Eenvoudige procedure
Anderhalf jaar lang waren 7 ervaren kantonrechters in het noorden beschikbaar om als spreekuurrechter op te treden. In totaal hebben zij 64 zaken behandeld, waarvan er 58 eindigden in een schikking tussen de partijen. Het ging vooral om burenruzies, maar bijvoorbeeld ook om conflicten over een verbouwing of een aankoop. Vaak gingen de rechters ter plaatse om met eigen ogen te zien wat er speelde, ook omdat er geen schriftelijke stukken waren waarop zij zich konden baseren. De betrokkenen mochten hun zaak namelijk met een eenvoudige mededeling (zoals ‘de boom van de buren is te hoog’) aanmelden. Als de rechter beide partijen had aangehoord, stuurde hij aan op een compromis. Lukte dat niet, dan hakte hij alsnog de knoop door.

Tevreden deelnemers
Van de deelnemers is 80 tot 90 procent (heel) positief over de spreekuurrechter, blijkt uit onderzoek door de Rijksuniversiteit Groningen en onderzoeksbureau Pro Facto. Ze zijn vooral blij met de snelle behandeling, de lage kosten en de menselijke, niet-juridische benadering door de rechter. Ze vonden de zitting wel lang duren; de rechter moest immers eerst ontdekken wat er speelde. Ook hebben sommige mensen druk ervaren om tot een schikking te komen. Daar staat tegenover dat 71 procent ook na verloop van tijd nog tevreden was over het bereikte resultaat.

Kanttekeningen
Vooral bij burengeschillen lijkt de spreekuurrechter bij te dragen aan een verbeterde, laagdrempelige toegang tot de rechtspraak, stellen de onderzoekers.
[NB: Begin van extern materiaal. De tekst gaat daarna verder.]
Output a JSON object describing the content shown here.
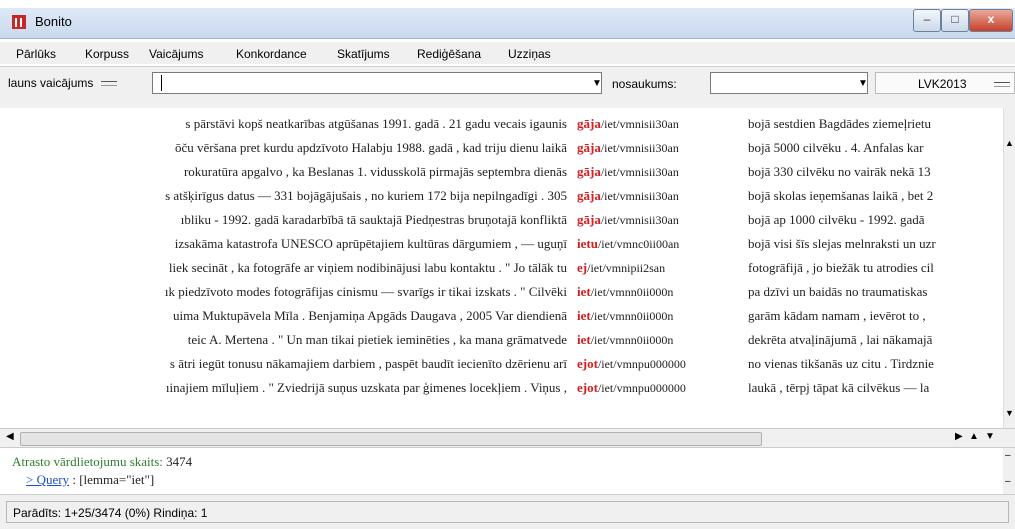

Zij plaatsen wel kanttekeningen bij het hoge schikkingspercentage. Slechts 40 procent van de aangemelde zaken is ook echt door de spreekuurrechters behandeld, vooral omdat het lang niet altijd lukte om medewerking van beide partijen te krijgen. Dat is wel een vereiste van het wetsartikel (art. 96 Rv) dat zo’n vereenvoudigde procedure mogelijk maakt. Bovendien konden belangstellenden zich niet zelf melden bij de spreekuurrechter. Enkele rechtsbijstandsverzekeraars en het Juridisch Loket leverden de deelnemers aan. Zij meldden vooral zaken aan die kans van slagen hadden. De spreekuurrechter boog zich dus eigenlijk alleen over zaken die zich relatief goed voor een schikking leenden, concluderen de onderzoekers.

Nieuwe experimenten
De Rechtspraak vindt het belangrijk om verder te experimenteren met laagdrempelige procedures. In het hele land zijn ideeën bedacht die ervoor zorgen dat het werk van de rechter zoveel mogelijk effect heeft. Initiatieven die succesvol blijken te zijn, kunnen landelijk worden ingevoerd zodra het kabinet daar geld voor beschikbaar stelt. Zo is in Rotterdam en Dordrecht half september de ‘regelrechter’ begonnen, waar zowel burgers als bedrijven zich kunnen melden om conflicten snel en goedkoop op te lossen. En in Den Haag trekken rechters de wijk in om te helpen de leefbaarheid te vergroten. ‘Wijkrechters’ houden zich vooral bezig met overlast, burenruzies, woninggebreken; alles wat te maken heeft met prettig wonen in de wijk. Anders dan de spreekuurrechters werken zij niet met doorverwijzers; iedereen die de rechter wil spreken, kan zich zelf melden.